Quand un enseignant qui n’est pas nécessairement qualifié pour enseigner telle langue étrangère dans sa formation initiale le fait quand même au niveau du primaire, faut-il en tenir compte ou considérer que cela ne vaut rien ? Il me semble que cette dimension horizontale, transversale, n'est pas suffisamment prise en compte par rapport à la dimension de continuité, de verticalité dans les apprentissages.

"En Europe, les modèles d'immersion totale
semblent primer sur les modèles d'alternance des langues."

S’agissant des formes d’enseignement bilingue, la situation en Europe est très diverse. Dans les pays d’Europe centrale et orientale, on allait parfois jusqu’à consacrer une année entière à l’apprentissage de la langue, avant de passer à l’enseignement d'une ou de plusieurs disciplines dans cette langue. Les expériences que l’on mène aujourd’hui sont beaucoup plus légères, dans les classes européennes notamment. On peut penser que ce système tend très massivement à renforcer la position des langues dominantes (1).
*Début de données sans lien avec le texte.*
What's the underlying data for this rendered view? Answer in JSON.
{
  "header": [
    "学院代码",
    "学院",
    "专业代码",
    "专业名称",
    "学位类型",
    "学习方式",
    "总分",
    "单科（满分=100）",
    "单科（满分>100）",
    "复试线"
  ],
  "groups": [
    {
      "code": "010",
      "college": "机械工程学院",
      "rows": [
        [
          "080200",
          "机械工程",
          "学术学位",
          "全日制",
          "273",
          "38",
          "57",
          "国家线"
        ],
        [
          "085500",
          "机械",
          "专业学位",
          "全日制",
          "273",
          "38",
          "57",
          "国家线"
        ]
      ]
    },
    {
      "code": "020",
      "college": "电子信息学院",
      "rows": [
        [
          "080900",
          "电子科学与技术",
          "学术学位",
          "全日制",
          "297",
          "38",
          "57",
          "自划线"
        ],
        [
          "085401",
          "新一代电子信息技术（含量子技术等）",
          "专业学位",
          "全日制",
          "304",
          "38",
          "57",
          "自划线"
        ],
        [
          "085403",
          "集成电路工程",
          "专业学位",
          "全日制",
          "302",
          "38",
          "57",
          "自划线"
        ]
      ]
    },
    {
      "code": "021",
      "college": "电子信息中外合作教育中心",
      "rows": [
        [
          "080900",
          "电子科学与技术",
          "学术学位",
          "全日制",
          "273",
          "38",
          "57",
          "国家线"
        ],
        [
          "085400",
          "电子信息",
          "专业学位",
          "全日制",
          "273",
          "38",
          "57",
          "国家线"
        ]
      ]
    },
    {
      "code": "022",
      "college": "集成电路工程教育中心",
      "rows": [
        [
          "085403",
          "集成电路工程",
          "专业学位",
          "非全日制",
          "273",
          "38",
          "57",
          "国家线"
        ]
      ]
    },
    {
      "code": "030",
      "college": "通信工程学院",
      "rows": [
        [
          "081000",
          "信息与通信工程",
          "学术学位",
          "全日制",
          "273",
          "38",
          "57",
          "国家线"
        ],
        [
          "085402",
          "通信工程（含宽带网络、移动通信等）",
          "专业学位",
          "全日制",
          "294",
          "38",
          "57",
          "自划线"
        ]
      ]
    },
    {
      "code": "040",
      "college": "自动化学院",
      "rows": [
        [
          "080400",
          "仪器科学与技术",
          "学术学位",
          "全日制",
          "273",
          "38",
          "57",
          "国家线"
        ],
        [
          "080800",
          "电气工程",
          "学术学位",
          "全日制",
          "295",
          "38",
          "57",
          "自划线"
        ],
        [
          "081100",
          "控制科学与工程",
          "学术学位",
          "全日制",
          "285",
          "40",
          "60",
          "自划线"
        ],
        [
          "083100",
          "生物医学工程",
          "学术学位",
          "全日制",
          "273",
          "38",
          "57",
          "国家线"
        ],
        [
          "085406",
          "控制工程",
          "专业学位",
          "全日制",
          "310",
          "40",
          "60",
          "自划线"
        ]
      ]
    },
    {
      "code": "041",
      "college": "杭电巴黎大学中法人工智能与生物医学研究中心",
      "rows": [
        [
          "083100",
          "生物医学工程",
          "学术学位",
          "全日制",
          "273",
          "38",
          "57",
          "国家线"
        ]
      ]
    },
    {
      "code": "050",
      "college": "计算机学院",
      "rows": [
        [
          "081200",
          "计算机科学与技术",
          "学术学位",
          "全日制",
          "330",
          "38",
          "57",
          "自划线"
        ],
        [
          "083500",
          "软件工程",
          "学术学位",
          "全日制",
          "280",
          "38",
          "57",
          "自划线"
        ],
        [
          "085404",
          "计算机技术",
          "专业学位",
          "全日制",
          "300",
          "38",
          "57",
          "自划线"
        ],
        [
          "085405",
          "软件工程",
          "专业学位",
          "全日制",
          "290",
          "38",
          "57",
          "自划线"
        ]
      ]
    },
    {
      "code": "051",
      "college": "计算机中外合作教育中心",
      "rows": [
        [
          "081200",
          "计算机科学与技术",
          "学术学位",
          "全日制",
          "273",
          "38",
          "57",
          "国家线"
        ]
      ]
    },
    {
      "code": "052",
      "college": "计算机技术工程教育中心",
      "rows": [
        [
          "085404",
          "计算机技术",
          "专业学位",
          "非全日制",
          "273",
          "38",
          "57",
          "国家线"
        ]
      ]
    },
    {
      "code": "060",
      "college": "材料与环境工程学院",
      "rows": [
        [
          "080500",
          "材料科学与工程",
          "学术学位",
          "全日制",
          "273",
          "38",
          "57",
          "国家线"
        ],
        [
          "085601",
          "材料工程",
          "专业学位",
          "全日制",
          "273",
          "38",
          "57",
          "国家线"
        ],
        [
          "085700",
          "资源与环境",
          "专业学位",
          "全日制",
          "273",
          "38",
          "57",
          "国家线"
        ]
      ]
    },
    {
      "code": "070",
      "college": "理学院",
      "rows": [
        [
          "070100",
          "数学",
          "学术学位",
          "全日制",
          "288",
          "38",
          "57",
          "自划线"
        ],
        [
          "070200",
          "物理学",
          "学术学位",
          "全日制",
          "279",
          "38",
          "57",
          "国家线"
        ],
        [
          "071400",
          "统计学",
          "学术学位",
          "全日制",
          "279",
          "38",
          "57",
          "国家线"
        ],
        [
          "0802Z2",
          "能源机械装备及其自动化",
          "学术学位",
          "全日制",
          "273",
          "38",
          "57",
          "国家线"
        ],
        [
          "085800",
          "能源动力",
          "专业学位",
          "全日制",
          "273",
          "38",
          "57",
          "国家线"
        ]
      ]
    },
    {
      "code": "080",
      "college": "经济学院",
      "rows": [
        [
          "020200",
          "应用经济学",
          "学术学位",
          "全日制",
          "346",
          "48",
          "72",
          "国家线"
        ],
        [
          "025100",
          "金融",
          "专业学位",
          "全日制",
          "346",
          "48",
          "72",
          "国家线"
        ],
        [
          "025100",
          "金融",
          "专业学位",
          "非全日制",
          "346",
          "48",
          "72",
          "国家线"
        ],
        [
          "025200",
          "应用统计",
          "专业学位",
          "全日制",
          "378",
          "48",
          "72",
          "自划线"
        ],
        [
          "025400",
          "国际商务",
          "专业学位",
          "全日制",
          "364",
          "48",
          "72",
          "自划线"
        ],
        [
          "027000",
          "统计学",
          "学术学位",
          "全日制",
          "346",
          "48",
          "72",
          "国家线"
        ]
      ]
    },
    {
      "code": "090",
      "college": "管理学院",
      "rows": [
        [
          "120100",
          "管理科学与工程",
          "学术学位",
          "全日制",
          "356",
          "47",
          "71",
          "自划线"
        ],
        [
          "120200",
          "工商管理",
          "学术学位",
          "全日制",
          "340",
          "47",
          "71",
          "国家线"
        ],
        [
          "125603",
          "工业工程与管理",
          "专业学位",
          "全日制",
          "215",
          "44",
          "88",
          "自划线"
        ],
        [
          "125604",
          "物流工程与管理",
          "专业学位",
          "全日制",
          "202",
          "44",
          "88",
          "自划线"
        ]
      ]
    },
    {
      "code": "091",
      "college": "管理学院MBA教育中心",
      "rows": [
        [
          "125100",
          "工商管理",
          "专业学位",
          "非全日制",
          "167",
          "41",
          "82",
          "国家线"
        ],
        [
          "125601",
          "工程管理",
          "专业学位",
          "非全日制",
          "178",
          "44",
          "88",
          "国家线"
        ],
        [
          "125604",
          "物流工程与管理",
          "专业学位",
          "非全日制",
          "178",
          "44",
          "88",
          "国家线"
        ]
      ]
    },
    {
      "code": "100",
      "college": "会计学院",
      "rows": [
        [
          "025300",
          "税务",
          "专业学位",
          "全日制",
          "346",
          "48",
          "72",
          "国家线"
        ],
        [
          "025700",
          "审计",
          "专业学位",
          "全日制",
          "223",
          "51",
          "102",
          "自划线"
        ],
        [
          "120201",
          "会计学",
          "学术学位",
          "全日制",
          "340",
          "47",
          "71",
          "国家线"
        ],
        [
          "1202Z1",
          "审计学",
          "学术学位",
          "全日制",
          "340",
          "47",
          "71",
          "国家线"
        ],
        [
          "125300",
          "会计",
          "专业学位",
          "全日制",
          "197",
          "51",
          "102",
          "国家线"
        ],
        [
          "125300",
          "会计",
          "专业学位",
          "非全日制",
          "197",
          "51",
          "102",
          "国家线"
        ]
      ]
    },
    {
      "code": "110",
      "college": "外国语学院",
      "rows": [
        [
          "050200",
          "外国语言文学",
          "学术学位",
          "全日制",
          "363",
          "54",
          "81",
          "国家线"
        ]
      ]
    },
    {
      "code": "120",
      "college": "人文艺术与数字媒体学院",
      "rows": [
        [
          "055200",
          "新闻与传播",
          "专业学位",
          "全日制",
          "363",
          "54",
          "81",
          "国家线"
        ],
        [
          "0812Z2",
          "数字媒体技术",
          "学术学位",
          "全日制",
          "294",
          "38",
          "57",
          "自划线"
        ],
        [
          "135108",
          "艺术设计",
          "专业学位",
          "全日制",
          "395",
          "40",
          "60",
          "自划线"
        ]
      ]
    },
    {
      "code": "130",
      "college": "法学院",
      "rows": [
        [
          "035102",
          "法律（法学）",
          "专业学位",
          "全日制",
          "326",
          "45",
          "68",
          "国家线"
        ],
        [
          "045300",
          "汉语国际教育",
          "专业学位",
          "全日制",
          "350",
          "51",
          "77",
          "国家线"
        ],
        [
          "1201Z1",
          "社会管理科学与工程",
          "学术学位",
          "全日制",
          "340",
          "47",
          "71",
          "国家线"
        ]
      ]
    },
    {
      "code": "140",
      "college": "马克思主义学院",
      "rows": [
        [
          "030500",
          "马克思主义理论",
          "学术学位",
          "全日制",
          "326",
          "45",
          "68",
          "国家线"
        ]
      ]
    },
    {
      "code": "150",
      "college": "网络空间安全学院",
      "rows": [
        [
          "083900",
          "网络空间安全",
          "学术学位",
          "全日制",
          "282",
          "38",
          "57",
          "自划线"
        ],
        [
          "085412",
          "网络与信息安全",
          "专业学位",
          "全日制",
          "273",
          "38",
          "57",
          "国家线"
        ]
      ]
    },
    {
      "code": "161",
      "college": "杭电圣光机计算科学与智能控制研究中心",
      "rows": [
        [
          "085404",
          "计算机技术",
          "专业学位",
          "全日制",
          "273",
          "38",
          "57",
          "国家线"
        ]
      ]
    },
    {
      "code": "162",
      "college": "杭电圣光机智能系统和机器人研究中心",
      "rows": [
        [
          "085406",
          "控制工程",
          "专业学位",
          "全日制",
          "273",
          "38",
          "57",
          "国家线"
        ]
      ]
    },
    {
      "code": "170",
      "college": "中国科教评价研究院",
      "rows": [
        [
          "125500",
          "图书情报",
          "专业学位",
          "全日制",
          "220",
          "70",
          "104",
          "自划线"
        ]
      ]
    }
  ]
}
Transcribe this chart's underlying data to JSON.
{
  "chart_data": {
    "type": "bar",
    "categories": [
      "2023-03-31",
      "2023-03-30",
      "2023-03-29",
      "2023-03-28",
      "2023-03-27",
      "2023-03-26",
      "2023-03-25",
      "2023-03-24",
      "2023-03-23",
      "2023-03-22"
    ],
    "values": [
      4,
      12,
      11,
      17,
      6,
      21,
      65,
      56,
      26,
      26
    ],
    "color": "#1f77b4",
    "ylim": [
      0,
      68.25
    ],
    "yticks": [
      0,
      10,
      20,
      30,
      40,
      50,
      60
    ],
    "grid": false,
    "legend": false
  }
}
Au niveau européen, les modèles CLIL (2), à dominante anglophone, d’immersion totale, semblent primer sur les modèles d’alternance des langues, tels qu'ils peuvent exister dans le Val d’Aoste, par exemple, où les deux langues sont utilisées en alternance, chez les élèves comme chez les enseignants, pour la construction des mêmes connaissances disciplinaires.

Notes

1. Michel Candelier, il y a une dizaine d'années, prévoyait que l'introduction d'une langue au niveau du primaire renforcerait la position de l'anglais et que l'enseignement bilingue ne pourrait se faire qu'en fin de parcours. On aboutit ainsi à un renforcement des positions les plus fortes sur le marché des langues.
2. C'est le sigle en anglais CLIL (Content and Language Integrated Learning) qui est passé dans les usages en Europe, le modèle dominant semble bien être le modèle anglophone. En français : Enseignement d'une matière par l'intégration d'une langue étrangère (EMILE).